Artur, does this mean the I-search prompt would be two-lines high in the
minibuffer, instead of one-line? If so, I would definitely want a way to
disable it; if I already know the options, it shortens the text window for
documentation I wouldn't need.

For new users, I'm not sure whether it should be on by default or not. It's
handy, for sure, but distracting maybe? I can't say without that mindset. I'd
love to hear from some users to see what they think.

John


In the wake of magit, Mickey Petersen (who wrote Mastering Emacs) wrote a package called discover.el (blog intro + screenshot): https://www.masteringemacs.org/article/discoverel-discover-emacs-context-menus 

This might be a good direction for the conversation.

I've been an emacs user for ~2 years now. I think some minimal documentation / toggles in the magit spirit would go a long way in demystifying the emacs behavior.
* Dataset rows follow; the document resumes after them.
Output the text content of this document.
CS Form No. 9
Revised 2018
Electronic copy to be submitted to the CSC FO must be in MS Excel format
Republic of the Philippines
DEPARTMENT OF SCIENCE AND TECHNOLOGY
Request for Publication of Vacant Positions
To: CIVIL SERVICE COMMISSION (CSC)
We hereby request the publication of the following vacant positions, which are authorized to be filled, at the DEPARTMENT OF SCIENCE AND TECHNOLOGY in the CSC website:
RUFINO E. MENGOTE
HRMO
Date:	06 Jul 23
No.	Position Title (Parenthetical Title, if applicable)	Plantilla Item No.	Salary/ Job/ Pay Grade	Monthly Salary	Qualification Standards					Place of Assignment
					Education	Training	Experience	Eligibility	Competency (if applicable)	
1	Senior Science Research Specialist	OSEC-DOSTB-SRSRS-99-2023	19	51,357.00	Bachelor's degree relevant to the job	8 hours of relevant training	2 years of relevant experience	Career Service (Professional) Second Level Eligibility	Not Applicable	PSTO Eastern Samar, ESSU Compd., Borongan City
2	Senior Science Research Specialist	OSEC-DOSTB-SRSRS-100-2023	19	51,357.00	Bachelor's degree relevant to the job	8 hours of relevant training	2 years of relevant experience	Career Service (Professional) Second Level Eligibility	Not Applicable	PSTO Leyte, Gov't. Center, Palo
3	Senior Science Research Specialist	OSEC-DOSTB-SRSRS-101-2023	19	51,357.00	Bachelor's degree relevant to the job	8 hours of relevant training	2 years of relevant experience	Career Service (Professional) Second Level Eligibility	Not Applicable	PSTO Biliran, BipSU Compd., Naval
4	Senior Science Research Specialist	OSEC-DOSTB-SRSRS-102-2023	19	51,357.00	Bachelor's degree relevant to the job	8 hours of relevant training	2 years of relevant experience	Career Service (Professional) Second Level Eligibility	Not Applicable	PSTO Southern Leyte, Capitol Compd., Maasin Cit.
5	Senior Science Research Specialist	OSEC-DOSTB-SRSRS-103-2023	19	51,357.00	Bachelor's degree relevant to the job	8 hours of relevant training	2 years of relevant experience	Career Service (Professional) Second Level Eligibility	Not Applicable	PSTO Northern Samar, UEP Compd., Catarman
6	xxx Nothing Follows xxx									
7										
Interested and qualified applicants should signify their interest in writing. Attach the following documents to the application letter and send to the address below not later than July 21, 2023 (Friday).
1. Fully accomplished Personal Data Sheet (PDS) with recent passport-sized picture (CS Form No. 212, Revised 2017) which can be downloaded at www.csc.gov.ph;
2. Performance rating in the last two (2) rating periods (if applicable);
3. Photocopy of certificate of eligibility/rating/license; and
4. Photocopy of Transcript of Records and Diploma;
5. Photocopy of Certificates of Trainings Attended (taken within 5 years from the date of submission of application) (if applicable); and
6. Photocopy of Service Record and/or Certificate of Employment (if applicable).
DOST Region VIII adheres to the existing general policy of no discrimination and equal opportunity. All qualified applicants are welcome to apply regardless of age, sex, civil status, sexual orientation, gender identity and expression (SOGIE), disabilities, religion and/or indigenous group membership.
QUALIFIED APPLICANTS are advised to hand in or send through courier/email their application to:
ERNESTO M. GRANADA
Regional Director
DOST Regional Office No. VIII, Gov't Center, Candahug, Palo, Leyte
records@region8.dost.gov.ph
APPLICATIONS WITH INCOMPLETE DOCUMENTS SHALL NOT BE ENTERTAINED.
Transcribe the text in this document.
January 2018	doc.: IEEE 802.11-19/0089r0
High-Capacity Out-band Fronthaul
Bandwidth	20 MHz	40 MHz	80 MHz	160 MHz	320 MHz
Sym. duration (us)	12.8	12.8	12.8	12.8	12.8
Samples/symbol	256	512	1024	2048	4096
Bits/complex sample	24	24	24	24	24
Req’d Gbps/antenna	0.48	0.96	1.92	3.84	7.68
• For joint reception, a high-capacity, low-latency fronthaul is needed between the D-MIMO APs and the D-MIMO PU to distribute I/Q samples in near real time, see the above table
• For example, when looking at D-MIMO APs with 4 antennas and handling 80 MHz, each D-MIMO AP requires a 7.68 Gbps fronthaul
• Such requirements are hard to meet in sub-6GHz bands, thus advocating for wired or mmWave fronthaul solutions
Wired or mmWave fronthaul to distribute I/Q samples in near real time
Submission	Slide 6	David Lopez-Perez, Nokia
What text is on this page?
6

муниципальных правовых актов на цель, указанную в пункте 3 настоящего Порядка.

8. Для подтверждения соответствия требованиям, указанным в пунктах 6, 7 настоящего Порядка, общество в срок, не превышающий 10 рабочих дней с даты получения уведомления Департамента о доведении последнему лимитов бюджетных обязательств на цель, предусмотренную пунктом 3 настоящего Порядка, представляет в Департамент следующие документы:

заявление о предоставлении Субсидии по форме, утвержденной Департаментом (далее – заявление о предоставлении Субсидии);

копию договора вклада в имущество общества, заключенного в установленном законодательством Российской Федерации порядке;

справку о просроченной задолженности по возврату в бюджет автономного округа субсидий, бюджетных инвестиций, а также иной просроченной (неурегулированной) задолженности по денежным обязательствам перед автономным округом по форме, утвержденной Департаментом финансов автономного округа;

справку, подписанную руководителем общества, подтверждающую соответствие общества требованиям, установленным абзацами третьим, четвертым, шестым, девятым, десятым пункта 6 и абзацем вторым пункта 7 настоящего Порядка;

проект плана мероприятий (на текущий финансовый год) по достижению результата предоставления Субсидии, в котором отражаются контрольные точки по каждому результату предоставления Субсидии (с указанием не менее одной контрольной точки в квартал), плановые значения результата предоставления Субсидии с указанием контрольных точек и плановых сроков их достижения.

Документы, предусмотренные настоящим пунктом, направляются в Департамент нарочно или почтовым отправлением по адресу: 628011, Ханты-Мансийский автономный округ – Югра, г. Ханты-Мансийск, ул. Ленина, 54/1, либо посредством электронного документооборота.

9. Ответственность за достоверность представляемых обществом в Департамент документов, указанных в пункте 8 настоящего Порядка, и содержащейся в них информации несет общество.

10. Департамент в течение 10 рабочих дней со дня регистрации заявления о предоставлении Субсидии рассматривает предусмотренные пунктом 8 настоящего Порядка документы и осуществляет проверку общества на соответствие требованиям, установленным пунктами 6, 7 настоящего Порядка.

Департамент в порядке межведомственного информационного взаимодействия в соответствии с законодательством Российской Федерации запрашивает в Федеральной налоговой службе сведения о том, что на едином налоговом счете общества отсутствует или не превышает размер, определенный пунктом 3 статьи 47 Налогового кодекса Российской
As noted by someone else, I would consider it critical to indicate somehow that there are other modifiers and options.

I would, of course, want a toggle for this.

Some of the things that have made my life as a newbie better were:
- discovering which function I just triggered with my keypress
- discovering which keypress I can use for the function I just called
- discovering how I can modify the default behavior of an emacs function

Any way in which emacs can help with these things is good for a beginner, to help them map emacs behavior with emacs terminology.